Bu toplantılarda iş adamlarına “Artık yeter, hiç sormadan sorgulamadan cemaate sürekli maddi kaynak yaratıyorsunuz. Bunlara bir son vermenizi istiyoruz” deniyormuş.
Son toplantılardan birinde, AKP’li bir yetkili, sanayici olan iş adamlarından birisine, üyesi olduğu derneğin kullandığı binanın sahibi olup olmadığını sormuş. Ve cevabını beklemeden “Biliyorum senin, bina için kira alıyor musun?” diyerek ikinci soruyu sormuş.
İş adamının cevap vermekte zorlanması üzerine “kıvranma, onu da biliyorum, kira almıyorsun, bu ayın başından itibaren kira almaya başlayacaksın” demiş.
*****
Ekonomi yönetimi, “Frene mi yoksa gaza mı basmalı?” diye tartışıyor. Vatandaş bu “gidişten” korkmuş, “Müsait bir yerde inecek var!” diye bağırıyor. (Gani Yıldız)
*****
Cinliğin bu kadarına pes doğrusu...
Türk Hava Yolları’nda “örtülü içki yasağı” uygulandığı haberi büyük yankı uyandırdı. THY yöntemi ise bir açıklama yaparak “Kasıt yok, talep olmayan yerlere yükleme yapmıyoruz” dedi. Nerelere talep varmış “İzmir, Antalya, Bodrum, Dalaman.”
Cinlik şurada. Kamuoyuna yönelik bir sinsi propaganda yapılıyor. Ayrımcılık yapıldığı gibi bir de bunun üzerinden dini siyasete alet ederek rant sağlama hevesi var. Deniyor ki “Anadolu illerine gidenler içki içmiyorlar, içki içenler sadece zenginlerin gittiği sahil ve tatil yerleri.” Seçim haritasına bakınca “içki servisi” yapılan varış yerlerinde AKP değil muhalefet daha çok oy alıyor.
Yani?
Yanisini herhalde anlıyorsunuz.
THY yönetimi bu cin açıklamanın şerefine apronda bir deve daha keser herhâlde.
*****
Medyad kamikaze yöntemi
İktidarın beğenmediği gazeteci ve yazarların “bir punduna getirilip” işlerinden edildiğini artık herkes biliyor.

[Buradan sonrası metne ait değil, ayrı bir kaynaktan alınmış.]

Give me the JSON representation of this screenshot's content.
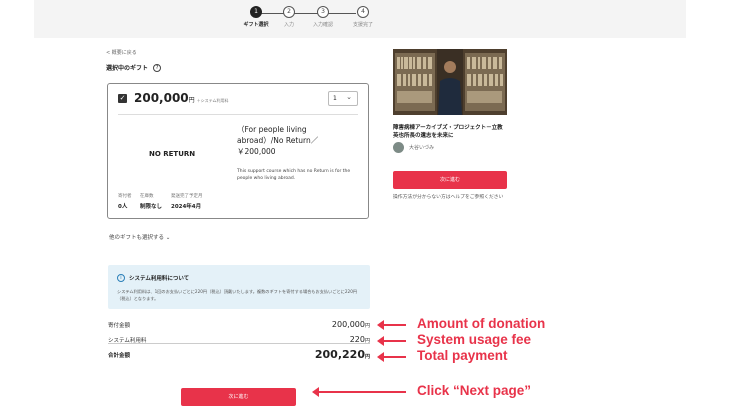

Tabii herkes biliyor da ne değişiyor? Hiçbir şey.
Korku oldukça değişmez de.
Şimdi yeni ve çok “cin” bir yöntemle karşı karşıyayız. Diyelim ki iktidarın hoşlanmadığı bir televizyoncu , “tüm uyarılara” rağmen görevine devam ediyor. Artık açıktan baskılar da kabak tadı verdiğinden yeni yöntem devreye sokuluyor.

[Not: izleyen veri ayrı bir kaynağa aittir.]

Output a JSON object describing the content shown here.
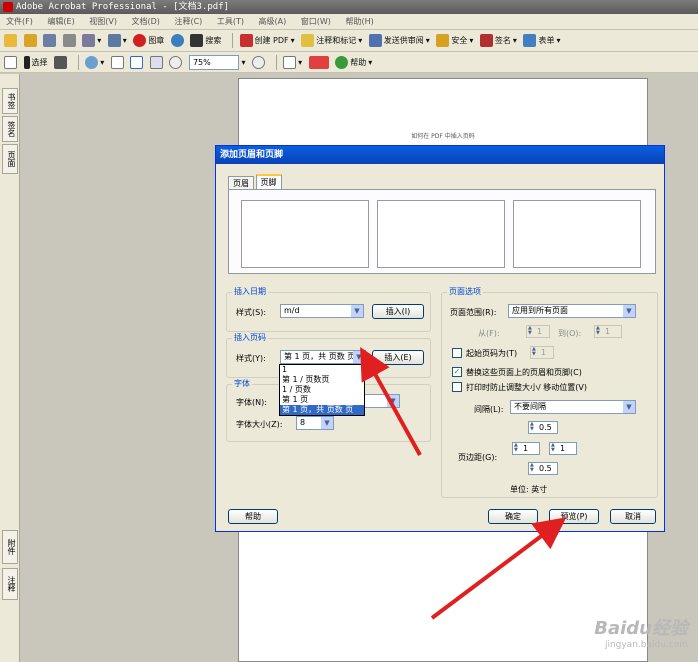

Önce yandaş medya ısrarla bu televizyoncuyu hedefe koyuyor, her gün hakaret ve aşağılamalarla zora sokuyor. Sonra patron ikna ediliyor ve bu gazetecinin yanına bir yandaş isim konuyor, böylelikle programa “daha tarafsız, daha demokratik” bir hava verilmiş oluyor.

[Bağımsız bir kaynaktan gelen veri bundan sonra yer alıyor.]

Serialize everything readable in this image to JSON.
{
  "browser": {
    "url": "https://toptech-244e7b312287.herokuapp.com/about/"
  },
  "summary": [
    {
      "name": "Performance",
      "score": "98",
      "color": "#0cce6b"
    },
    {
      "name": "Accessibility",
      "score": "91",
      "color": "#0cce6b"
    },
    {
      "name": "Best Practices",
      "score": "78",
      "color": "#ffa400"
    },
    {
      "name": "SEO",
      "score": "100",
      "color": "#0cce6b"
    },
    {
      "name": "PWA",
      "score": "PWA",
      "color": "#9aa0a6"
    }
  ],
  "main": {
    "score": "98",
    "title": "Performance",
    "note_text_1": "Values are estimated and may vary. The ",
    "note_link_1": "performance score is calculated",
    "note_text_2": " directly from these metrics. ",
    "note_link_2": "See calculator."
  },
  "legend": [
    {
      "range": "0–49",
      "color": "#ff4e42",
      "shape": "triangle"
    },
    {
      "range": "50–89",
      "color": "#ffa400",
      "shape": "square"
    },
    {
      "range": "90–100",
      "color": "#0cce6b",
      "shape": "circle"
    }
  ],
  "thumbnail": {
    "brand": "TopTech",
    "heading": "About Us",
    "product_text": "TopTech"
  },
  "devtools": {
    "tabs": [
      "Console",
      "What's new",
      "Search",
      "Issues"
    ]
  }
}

Sonra yandaş olan bir maraza çıkarıyor. Normal olan çekip gitmesi. Ama öyle olmuyor. Program yayından kaldırılıyor. “Daha tarafsız daha demokratik” olsun diye ikisi de işten çıkarılıyor.
Gerçek gazetecinin bir daha iş bulması zor, yandaş olanın böyle bir kaygısı yok. Bir süre gezip hava alıyor, sonra nasılsa bir yer ayarlanıyor.
*****
Diyarbakır’a var Mardin’e yok
Geçenlerde güneydoğu bölgelerinde vatani görevini yapacak olan erlerin karayolu ile değil uçak ile taşınacağının açıklandığını ancak uygulamanın böyle olmadığını yazmıştım.
Ordulu bir babanın feryadını dile getirmiştim. Sonra araştırdım. Garip bir durum çıktı ortaya. Çünkü erlere uçak bileti veriliyor verilmesine de, toplanma yerine göre değişiyor.
Örneğin toplanma Diyarbakır, Van, Bitlis gibi yerlerden yapılıyorsa erler uçağa binebiliyor ücretsiz olarak. Ama toplanma yeri Mardin’se verilmiyor. Çünkü bakanlık Mardin’i güneydoğu ili saymıyormuş.
Ordulu baba aradı tekrar. “Oğlumun toplanma yeri Mardin ama gideceği yer Şırnak-Cizre. Bu nasıl mantık?” dedi.
Sonra ekledi: “Oğlumu Mardin’e kendi paramızla bilet alıp otobüsle gönderdik. Toplanma yerinden konvoyla gideceklerdi. Ama otobüsler taşlanmış, bir asker adayı yaralanmış. Bu nedenle konvoyu bir gün sonrasına ertelemişler. Oğlumun ya da başka birinin oğlunun başına bir şey gelirse sorumlusu kim olacaktır?”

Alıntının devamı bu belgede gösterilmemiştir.